The City Council’s ill-considered decision to eliminate the city’s internal audit may have saved a miniscule percentage of the annual budget but will likely come at a higher cost.
The council voted to cut three-quarters of the budget for the internal audit, or $198,000 – less than two-tenths of 1 percent of the city’s general fund budget. The council provided enough money to fund the audit for the first quarter of the year, but if the Henry administration makes its case to continue the audit, the money will have to come from other accounts or the already-stretched cash reserves.
Councilman Marty Bender argued that the city’s audit duplicates the State Board of Accounts’ outside audit, but that isn’t really accurate. The state reviews whether the city legally spent and accounted for the money. But, as Dan Stockman’s stories on Friday and Sunday showed, the city’s audit goes much deeper, finding not only financial savings but identifying lapses that potentially threaten public safety.
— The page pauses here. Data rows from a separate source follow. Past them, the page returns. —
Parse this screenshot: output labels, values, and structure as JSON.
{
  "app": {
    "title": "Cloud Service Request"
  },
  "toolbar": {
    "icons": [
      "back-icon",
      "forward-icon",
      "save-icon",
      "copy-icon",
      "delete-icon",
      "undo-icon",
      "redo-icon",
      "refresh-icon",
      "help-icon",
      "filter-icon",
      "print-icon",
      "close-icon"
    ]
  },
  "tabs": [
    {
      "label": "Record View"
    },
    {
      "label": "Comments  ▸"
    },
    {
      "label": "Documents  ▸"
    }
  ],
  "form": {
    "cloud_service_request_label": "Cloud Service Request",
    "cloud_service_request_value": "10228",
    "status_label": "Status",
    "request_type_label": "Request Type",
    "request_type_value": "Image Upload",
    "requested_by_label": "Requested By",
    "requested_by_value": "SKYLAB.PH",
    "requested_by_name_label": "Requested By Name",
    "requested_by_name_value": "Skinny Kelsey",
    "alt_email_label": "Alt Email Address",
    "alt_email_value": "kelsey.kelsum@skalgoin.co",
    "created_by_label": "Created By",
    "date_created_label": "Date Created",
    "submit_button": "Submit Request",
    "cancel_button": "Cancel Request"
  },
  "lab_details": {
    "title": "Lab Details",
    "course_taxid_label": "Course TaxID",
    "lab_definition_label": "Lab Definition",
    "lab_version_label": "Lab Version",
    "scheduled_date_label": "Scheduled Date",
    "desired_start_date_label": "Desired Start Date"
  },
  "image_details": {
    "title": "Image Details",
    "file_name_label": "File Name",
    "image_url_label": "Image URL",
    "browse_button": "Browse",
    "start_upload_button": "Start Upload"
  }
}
For example, the audit demonstrated that one cost of holding the line on city spending has been a reduction in the number of fire inspections. Not all buildings that hold 1,000 or more people are inspected annually, as they should be. The audit also detected lapses in police officials reassigning cold cases after an investigator leaves the department.
Audits have uncovered problems with billing practices, computer security and payments for data lines no longer in use.
The reasons of council members in cutting money for the audit were weak at best.
Bender said the audit causes ill will among employees. If so, bad feelings are a small price to pay for ensuring safety, accountability and efficiency.
A simple review of the audit’s findings over the years is more than enough to support the fact that it’s needed.